“I’d never heard anyone like him before. He was a stylist with a different sound. A sound I’d never heard before or since.” Count Basie remembers the great Lester Young, born today in 1909.
Jazz Saxophonist Lester Willis Young was born in Woodville, Mississippi, USA. Mentioned in the same revered tones as fellow Tenor players Coleman Hawkins and John Coltrane, the man nicknamed “The Prez” learned his trade in his father’s band before moving to Kansas City in the early 1930s.
Along with fellow tenor player Herschel Evans, Young was recruited by Count Basie for his Orchestra – also playing clarinet on recordings by Basie’s Kansas City Five. The Basie association would last on and off for a decade and material from this era, with periodic absences while Young went off to lead his own band and also accompany Billie Holliday on sessions with Teddy Wilson.
Receiving his army callup papers in 1944, Young’s experience of army service was brief and grim, marking the end of his Basie tenure and the start of a downturn in his fortunes.
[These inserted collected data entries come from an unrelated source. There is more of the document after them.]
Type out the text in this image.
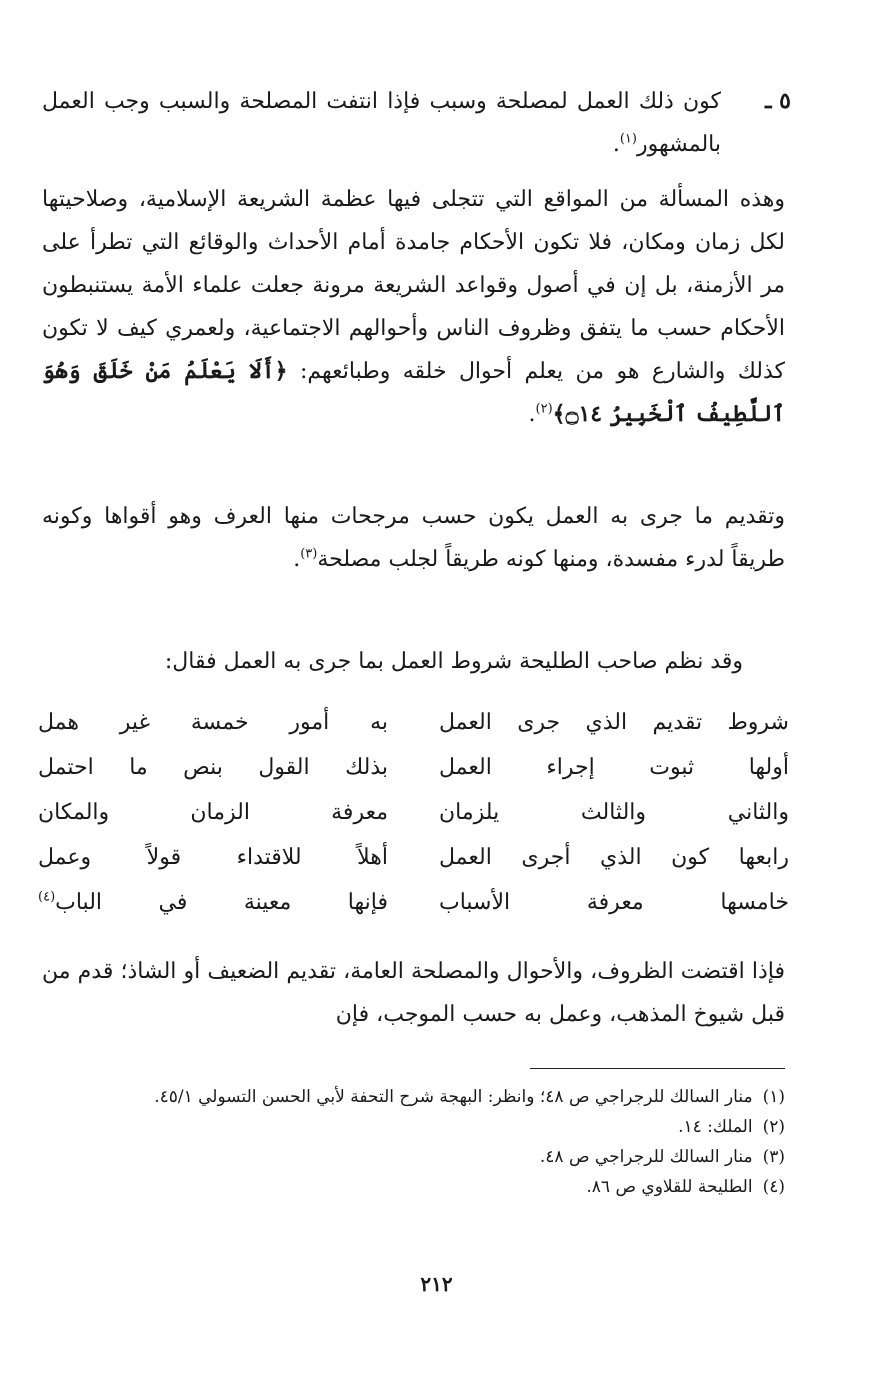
٥ ـ
كون ذلك العمل لمصلحة وسبب فإذا انتفت المصلحة والسبب وجب العمل بالمشهور$^{(١)}$.
وهذه المسألة من المواقع التي تتجلى فيها عظمة الشريعة الإسلامية، وصلاحيتها لكل زمان ومكان، فلا تكون الأحكام جامدة أمام الأحداث والوقائع التي تطرأ على مر الأزمنة، بل إن في أصول وقواعد الشريعة مرونة جعلت علماء الأمة يستنبطون الأحكام حسب ما يتفق وظروف الناس وأحوالهم الاجتماعية، ولعمري كيف لا تكون كذلك والشارع هو من يعلم أحوال خلقه وطبائعهم: ﴿أَلَا يَعْلَمُ مَنْ خَلَقَ وَهُوَ ٱللَّطِيفُ ٱلْخَبِيرُ ۝١٤﴾$^{(٢)}$.
وتقديم ما جرى به العمل يكون حسب مرجحات منها العرف وهو أقواها وكونه طريقاً لدرء مفسدة، ومنها كونه طريقاً لجلب مصلحة$^{(٣)}$.
وقد نظم صاحب الطليحة شروط العمل بما جرى به العمل فقال:
شروط تقديم الذي جرى العمل
به أمور خمسة غير همل
أولها ثبوت إجراء العمل
بذلك القول بنص ما احتمل
والثاني والثالث يلزمان
معرفة الزمان والمكان
رابعها كون الذي أجرى العمل
أهلاً للاقتداء قولاً وعمل
خامسها معرفة الأسباب
فإنها معينة في الباب$^{(٤)}$
فإذا اقتضت الظروف، والأحوال والمصلحة العامة، تقديم الضعيف أو الشاذ؛ قدم من قبل شيوخ المذهب، وعمل به حسب الموجب، فإن
(١)
منار السالك للرجراجي ص ٤٨؛ وانظر: البهجة شرح التحفة لأبي الحسن التسولي ٤٥/١.
(٢)
الملك: ١٤.
(٣)
منار السالك للرجراجي ص ٤٨.
(٤)
الطليحة للقلاوي ص ٨٦.
٢١٢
With substance abuse affecting his health and playing prowess, Lester guested with a number of bands and played alongside Coleman Hawkins in Jazz at the Philharmonic.
Losing the battle with the demon drink, Lester finally leapt out at the age of 49 in 1959 – bitter at having seen younger pretenders such as Dexter Gordon and Stan Getz take their inspiration from his earlier work and in his opinion, stolen his audience.